If this were today, the first couple would be preoccupied by a newly bought house and so can’t see further than that. The second would have just bought a new car and would be keen to take it out for a drive. The gospel Jesus lived and urged us to make our own is a radical critique of the market economy as an ideology. Any idea that if we all look after our own, the common good will see to itself is a very plausible illusion. And, like all ideologies, carries within itself the seeds of its own downfall.

One possible reading of Jesus ‘feeding the 5,000’ (as recorded in John 6:5-13) is that he knew there was enough food in the vast gathering if only the families who had food could be persuaded to relinquish their hold on private property and learn to share. His initial act of blessing and sharing those few loaves was a trigger sacrament for all to do likewise. It would be wonderful indeed if our churches could teach and live like that.

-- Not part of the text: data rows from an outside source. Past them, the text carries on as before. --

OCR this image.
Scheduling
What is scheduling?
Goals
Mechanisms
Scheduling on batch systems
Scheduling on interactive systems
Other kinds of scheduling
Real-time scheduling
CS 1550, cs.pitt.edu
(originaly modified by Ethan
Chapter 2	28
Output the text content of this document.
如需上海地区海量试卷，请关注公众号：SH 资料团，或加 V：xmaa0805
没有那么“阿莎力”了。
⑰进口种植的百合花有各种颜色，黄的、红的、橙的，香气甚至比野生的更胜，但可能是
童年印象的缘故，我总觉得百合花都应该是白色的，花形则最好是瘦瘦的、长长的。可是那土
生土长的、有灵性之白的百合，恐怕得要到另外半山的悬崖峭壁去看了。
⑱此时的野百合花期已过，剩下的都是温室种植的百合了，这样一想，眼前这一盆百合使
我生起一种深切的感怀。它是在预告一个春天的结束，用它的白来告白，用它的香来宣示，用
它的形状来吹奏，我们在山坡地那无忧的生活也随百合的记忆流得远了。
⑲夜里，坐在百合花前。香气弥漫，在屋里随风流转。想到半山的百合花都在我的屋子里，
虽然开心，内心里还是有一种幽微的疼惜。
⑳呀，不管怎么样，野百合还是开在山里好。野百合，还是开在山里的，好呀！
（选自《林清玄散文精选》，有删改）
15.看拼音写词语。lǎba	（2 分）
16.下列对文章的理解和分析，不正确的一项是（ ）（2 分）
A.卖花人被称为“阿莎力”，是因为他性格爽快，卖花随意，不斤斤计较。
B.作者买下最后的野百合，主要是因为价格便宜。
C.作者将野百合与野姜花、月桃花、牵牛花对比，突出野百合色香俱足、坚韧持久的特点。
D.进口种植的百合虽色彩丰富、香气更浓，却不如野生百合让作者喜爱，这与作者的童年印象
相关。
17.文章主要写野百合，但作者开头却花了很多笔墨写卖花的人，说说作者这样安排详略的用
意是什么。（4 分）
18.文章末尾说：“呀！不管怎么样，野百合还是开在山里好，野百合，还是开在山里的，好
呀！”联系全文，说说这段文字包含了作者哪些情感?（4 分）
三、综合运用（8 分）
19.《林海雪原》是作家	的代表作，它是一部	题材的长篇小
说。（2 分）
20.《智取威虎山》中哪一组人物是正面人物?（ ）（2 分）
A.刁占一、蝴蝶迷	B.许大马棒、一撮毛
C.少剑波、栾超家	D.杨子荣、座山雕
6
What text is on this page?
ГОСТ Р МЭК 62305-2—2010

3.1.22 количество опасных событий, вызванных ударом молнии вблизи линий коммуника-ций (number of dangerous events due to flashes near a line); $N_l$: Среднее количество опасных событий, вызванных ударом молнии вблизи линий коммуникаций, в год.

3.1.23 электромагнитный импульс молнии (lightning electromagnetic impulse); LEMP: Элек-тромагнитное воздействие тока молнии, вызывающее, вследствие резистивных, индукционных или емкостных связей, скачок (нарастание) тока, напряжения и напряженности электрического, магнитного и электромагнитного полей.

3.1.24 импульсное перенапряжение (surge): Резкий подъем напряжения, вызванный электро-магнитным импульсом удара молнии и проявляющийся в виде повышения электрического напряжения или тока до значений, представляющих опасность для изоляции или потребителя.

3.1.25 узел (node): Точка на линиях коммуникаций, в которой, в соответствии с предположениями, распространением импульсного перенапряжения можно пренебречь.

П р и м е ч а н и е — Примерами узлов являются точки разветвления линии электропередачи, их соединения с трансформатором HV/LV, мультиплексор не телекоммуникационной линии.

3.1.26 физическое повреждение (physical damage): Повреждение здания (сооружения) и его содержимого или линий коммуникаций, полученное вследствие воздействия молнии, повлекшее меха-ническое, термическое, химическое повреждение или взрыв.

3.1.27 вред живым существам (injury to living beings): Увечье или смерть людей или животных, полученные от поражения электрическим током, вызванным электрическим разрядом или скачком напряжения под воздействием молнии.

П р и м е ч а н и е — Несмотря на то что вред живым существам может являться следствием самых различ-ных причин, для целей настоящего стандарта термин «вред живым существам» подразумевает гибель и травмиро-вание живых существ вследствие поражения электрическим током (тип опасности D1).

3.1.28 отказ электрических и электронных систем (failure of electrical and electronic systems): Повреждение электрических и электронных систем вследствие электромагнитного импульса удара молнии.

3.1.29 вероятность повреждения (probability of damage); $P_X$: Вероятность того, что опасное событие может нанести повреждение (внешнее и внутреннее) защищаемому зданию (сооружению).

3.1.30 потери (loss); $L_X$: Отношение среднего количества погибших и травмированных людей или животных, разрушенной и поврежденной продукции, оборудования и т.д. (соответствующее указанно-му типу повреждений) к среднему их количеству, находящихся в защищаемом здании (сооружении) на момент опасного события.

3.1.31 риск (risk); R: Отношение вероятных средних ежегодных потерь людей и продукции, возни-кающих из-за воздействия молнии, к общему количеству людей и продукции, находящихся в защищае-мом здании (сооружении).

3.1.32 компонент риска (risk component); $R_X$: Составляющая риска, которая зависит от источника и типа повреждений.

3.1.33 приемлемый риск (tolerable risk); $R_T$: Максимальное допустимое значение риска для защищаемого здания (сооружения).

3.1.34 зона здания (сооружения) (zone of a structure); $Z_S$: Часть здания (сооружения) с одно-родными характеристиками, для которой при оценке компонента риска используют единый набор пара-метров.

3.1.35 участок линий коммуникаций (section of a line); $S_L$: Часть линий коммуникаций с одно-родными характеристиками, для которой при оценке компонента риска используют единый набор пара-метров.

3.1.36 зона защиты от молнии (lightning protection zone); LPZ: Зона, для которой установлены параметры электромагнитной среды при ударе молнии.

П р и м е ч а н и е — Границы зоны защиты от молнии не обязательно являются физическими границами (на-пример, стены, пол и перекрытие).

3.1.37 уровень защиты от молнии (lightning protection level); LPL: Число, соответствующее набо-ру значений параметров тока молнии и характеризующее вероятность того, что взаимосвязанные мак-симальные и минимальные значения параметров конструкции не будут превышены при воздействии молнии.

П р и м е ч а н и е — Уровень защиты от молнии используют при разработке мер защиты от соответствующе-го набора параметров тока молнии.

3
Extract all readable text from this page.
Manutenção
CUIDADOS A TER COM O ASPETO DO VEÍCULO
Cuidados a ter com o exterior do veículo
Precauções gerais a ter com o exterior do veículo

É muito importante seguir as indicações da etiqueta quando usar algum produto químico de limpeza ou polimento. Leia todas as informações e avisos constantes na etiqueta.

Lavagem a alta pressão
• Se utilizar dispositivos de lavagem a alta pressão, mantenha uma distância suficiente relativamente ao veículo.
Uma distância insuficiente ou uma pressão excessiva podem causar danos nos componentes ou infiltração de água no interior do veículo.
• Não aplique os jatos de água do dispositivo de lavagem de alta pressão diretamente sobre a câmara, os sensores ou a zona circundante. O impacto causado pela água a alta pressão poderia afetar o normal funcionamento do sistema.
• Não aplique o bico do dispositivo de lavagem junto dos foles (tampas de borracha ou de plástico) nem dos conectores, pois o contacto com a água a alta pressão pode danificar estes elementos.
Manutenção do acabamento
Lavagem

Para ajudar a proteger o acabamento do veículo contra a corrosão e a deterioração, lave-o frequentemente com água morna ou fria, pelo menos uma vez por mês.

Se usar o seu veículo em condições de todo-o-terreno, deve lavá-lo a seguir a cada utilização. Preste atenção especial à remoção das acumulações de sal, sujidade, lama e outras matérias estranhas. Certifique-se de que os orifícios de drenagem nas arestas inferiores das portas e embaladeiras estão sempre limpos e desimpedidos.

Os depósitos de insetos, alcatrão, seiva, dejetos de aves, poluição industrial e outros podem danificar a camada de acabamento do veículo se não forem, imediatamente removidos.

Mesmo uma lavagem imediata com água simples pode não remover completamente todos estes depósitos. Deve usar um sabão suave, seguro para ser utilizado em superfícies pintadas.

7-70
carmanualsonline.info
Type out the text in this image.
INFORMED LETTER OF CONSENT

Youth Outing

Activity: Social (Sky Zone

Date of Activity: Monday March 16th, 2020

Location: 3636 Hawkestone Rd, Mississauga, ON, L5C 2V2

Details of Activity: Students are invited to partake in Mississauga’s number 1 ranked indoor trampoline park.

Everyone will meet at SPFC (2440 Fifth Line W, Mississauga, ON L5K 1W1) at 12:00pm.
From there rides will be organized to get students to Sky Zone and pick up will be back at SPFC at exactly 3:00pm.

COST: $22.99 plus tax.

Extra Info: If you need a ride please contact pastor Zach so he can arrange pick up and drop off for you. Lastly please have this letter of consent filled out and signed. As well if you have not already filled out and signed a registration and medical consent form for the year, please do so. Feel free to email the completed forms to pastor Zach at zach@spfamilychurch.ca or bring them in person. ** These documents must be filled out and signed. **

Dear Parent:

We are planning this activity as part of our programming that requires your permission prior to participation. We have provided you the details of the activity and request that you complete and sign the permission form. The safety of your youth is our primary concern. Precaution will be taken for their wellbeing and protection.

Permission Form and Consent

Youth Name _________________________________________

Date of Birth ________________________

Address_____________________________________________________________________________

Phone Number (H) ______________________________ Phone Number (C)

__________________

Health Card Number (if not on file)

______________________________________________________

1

It is, in fact, in our social teaching down through the years that anything anyone has in excess of reasonable need belongs (in justice not largesse) to those in need. That truth is our best-kept secret.

For many Christians the feeding of the 5,000 should be taken as the model for our Eucharist or Communion services and so we should keep an open table to anyone of goodwill who comes for Communion. In the Catholic faith, however, Communion at the Eucharist is more profound than that, and if we read John’s sixth chapter it seems to have been a real issue in the early church.

Let me share some personal experiences as a Catholic priest. Each Sunday evening I celebrate the Eucharist with a hundred or so Catholics. I am deeply moved at the time of Communion by their ‘Amens’ to the words ‘the Body of Christ, the Blood of Christ’.

On the day before he was crucified, at what is known as ‘The Last Supper’, Jesus was with his friends ‘and he took bread, gave thanks and broke it, and gave it to them, saying, “This is my body given for you; do this in remembrance of me.” In the same way, after the supper he took the cup, saying, “This cup is the new covenant in my blood, which is poured out for you.”’

I know that the ‘Amen’ of each communicant is deeply personal but is not private, because each of us receives [Holy Communion] as a member of the Church of which we are members in our wider lives. There is a radical transformation of bread and wine into becoming the Body and Blood of Christ, not because I believe it, not because I understand it, or anyone understands it, but because it is the faith–knowledge of the Church.

It has come home to me more and more through involvement with Oxfam, CAFOD (the official Catholic aid agency for England and Wales) and the Justice And Peace Network over the years, that the special moment of our ‘Amen’ in Communion sends us out to break bread in our economic and political lives during the week.

Would that all of us Catholics who say ‘Amen’ on a Sunday also said ‘Amen’ to our Church’s true tradition.